Find the resistance of the circuit diagram

Right answer gets marked as brainliest

Answer 1

Answer:

8/3 Ω

Explanation:

As per the provided figure,

• R₁ = 1 Ω
• R₂ = 1 Ω
• R₃ = 1 Ω
• R₄ = 1 Ω
• R₅ = 1 Ω

Here, R₁ and R₂ are connected in series. So, combined resistance of R₁ and R₂ will be given by,

$\implies \sf {R_{(1,2)} = R_1 + R_2 }$

$\implies \sf {R_{(1,2)} = (1 +1) \; \Omega }$

$\implies \sf {R_{(1,2)} = 2 \; \Omega }$

Now, the combined resistance of R₁ and R₂ is connected with R₃ in parallel combination. So, combined resistance of R₁,R₂ and R₃ will be given by,

$\implies \sf {\dfrac{1}{R_{(1,2,3)}} = \dfrac{1}{R_{(1,2)}} + \dfrac{1}{R_3} }$

$\implies \sf {\dfrac{1}{R_{(1,2,3)}} =\Bigg ( \dfrac{1}{2} + \dfrac{1}{1} \Bigg )\; \Omega }$

$\implies \sf {\dfrac{1}{R_{(1,2,3)}} =\Bigg ( \dfrac{1 + 2}{2} \Bigg ) \; \Omega }$

$\implies \sf {\dfrac{1}{R_{(1,2,3)}} =\Bigg ( \dfrac{3}{2} \Bigg ) \; \Omega }$

$\implies \sf {R_{(1,2,3)} =\dfrac{2}{3} \; \Omega }$

Now, the combined resistance of R₁,R₂,R₃ are connected in series combination with R₄ and R₅.
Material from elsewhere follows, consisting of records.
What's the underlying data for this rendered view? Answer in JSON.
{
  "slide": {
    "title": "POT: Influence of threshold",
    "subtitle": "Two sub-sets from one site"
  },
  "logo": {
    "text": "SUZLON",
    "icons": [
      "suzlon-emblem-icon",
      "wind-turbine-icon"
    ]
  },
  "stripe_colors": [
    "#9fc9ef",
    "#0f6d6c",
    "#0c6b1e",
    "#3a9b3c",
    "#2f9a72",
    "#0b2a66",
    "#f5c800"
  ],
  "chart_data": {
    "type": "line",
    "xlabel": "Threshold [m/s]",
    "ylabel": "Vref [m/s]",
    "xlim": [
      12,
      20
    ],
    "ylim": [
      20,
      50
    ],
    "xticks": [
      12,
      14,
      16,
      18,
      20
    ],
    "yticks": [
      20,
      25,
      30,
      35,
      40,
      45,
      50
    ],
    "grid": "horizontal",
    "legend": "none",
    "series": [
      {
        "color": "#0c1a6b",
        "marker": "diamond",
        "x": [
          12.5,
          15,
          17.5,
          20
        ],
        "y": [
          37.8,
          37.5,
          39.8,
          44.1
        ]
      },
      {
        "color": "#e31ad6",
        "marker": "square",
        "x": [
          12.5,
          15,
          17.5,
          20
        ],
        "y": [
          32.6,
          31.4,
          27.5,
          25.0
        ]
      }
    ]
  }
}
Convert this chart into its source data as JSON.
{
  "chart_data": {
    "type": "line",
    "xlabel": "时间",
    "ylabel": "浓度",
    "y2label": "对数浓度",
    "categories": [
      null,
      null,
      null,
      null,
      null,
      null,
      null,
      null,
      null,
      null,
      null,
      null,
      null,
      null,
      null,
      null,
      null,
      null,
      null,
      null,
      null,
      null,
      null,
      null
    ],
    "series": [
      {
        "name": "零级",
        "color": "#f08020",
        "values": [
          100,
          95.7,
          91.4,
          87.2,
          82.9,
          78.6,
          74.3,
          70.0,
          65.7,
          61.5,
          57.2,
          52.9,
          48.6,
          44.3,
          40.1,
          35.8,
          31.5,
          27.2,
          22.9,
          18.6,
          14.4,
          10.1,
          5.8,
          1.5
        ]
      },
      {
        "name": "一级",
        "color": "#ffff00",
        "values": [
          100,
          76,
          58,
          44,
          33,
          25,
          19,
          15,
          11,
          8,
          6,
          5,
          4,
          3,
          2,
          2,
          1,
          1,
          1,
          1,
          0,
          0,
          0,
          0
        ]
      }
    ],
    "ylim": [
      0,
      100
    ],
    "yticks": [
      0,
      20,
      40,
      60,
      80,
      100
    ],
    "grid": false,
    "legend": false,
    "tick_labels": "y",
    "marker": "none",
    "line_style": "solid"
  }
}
$\implies \sf {R_{(1,2,3,4,5)} = R_{(1,2,3)} + R_4 + + R_5 }$

$\implies \sf {R_{(1,2,3,4,5)} = \Bigg (\dfrac{2}{3} +1 + 1 \Bigg ) \; \Omega }$

$\implies \sf {R_{(1,2,3,4,5)} = \Bigg (\dfrac{2}{3} +2 \Bigg ) \; \Omega }$

$\implies \sf {R_{(1,2,3,4,5)} = \Bigg (\dfrac{2+6}{3} \Bigg ) \; \Omega }$

$\implies \sf {R_{(1,2,3,4,5)} = \dfrac{8}{3} \; \Omega }$

Therefore, the resultant resistance of the circuit is 8/3 Ω.